I fill every inch of white space on every form with scrawled notes about my boys and generally have to staple additional pages when the white space runs out. Then (forgive me trees) I attach copies of all relevant documentation.
And my suspicion is that no one actually reads any of it.
SO...
Catch! calls the Once-ler.
He lets something fall.
It´s a Truffula Seed.
It´s the last one of all!
You´re in charge of the last of the Truffula Seeds.
And Truffula Trees are what everyone needs.
Plant a new Truffula. Treat it with care.
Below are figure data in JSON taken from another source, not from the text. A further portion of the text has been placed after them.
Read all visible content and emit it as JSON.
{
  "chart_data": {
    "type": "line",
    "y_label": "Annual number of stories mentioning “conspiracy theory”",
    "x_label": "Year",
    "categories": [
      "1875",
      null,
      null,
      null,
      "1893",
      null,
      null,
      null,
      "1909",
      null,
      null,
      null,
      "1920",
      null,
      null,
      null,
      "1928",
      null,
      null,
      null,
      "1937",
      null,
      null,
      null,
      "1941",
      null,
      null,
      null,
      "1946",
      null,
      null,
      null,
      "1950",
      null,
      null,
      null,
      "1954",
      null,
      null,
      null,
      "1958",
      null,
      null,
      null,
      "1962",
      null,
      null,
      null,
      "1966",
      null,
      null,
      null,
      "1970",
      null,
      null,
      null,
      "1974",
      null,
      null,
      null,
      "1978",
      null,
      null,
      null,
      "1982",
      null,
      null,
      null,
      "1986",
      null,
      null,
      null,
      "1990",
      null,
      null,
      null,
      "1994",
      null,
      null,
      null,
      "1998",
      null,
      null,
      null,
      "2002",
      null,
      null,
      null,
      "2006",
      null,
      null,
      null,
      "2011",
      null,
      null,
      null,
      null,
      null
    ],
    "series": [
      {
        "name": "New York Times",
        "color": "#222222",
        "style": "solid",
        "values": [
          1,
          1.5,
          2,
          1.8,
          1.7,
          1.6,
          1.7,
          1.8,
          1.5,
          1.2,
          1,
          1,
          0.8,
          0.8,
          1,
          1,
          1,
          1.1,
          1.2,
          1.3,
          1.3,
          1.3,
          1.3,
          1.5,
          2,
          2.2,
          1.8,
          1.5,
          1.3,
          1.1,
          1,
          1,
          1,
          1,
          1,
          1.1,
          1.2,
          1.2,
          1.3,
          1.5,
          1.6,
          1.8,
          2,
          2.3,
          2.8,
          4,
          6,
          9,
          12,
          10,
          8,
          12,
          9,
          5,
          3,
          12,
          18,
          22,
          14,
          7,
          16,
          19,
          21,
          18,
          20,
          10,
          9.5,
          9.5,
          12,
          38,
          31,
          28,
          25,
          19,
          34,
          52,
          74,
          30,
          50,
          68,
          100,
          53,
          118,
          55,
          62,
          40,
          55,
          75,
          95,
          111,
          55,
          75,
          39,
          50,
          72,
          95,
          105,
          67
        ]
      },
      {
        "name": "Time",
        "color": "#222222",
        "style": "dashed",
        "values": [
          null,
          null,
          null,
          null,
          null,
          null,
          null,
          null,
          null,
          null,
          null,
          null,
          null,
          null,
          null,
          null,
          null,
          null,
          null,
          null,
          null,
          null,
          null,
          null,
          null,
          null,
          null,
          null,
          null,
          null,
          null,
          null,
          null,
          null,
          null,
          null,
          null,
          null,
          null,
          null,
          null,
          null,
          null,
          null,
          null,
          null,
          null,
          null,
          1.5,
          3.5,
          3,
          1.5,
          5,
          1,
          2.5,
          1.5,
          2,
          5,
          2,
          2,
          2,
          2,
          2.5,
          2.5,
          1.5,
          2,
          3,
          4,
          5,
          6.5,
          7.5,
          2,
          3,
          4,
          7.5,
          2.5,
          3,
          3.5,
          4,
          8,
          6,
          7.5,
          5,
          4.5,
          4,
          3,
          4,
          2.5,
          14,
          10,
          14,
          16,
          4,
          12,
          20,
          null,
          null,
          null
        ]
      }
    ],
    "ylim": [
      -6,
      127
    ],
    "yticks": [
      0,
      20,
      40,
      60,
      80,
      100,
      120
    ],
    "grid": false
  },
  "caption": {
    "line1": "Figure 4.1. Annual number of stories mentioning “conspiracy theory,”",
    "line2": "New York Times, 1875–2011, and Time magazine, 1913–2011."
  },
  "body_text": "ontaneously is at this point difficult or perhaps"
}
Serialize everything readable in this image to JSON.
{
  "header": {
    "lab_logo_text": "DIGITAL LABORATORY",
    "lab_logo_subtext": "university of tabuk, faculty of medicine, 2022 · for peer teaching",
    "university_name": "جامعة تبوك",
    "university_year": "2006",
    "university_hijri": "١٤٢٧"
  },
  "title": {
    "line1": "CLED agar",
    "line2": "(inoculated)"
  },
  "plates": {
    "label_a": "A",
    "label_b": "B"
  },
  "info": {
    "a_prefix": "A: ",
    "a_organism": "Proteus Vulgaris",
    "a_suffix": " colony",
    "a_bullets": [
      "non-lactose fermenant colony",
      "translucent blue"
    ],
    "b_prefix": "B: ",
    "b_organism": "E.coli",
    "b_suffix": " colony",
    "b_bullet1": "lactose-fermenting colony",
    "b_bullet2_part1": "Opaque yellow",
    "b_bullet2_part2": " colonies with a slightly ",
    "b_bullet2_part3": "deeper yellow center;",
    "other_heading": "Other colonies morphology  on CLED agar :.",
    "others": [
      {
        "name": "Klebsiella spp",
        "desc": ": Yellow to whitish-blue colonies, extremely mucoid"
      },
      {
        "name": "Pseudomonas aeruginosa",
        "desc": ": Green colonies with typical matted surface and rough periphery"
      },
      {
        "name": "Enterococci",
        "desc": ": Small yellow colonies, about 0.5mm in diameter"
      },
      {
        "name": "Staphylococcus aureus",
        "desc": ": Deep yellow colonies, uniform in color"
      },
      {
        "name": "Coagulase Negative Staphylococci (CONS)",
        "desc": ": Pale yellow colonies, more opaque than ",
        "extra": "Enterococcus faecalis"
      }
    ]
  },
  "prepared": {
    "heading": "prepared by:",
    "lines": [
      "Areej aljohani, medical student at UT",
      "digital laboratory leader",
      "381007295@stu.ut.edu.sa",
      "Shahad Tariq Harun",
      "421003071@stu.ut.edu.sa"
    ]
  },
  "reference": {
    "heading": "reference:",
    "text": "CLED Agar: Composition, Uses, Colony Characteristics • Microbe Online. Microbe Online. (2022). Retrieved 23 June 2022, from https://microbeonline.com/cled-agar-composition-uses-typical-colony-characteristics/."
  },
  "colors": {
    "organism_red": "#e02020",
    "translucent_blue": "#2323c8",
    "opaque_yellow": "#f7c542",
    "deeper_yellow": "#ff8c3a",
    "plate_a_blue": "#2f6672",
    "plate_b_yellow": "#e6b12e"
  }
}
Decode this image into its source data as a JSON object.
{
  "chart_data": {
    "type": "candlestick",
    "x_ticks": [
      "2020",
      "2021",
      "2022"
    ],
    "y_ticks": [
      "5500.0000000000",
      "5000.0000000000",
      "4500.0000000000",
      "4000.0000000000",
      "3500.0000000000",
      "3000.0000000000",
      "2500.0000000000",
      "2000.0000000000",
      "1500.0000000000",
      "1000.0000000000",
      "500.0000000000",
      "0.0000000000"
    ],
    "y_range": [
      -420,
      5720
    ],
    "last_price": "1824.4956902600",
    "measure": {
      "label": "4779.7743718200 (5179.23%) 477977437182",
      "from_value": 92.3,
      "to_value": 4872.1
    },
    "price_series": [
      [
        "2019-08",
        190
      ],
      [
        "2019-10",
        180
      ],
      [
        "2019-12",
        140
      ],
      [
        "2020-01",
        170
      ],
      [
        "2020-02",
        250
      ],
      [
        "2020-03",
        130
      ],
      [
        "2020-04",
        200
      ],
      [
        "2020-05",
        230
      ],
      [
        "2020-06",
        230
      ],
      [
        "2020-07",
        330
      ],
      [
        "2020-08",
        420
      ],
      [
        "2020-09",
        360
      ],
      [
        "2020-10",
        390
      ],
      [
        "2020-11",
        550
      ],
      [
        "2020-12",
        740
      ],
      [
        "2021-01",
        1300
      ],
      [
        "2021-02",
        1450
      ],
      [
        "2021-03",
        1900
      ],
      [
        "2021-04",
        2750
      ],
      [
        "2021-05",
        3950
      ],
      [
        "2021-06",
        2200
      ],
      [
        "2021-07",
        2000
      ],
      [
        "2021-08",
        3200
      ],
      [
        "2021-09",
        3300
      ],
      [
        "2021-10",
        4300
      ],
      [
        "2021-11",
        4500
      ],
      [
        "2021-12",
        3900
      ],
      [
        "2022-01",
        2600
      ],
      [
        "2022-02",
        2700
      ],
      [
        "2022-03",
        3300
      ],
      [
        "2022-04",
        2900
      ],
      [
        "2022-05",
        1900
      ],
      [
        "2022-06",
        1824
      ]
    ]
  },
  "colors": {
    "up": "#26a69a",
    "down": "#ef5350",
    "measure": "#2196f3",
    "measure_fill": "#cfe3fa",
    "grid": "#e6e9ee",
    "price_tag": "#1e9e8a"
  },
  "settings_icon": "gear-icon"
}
Give it clean water. And feed it fresh air.
Grow a forest. Protect it from axes that hack.
Then the Lorax
and all of his friends
may come back.
Unless someone like you
cares a whole awful lot,
Nothing is going to get better.
It's not.
I have saved a lot of trees since the government decided Evan isn't disabled enough (good and bad) and that we make too much money (uh...)
hear ya, lady. i HATE them. and, like mara, i'm convinced no one reads them. as soon as you sit down with any of these people, the ask you exactly what's on the form.
i seem to spend all of hope's nap time filling out paperwork and making phone calls. i've done "intakes" on the phone and then they send more forms to fill out asking me the same questions all over again!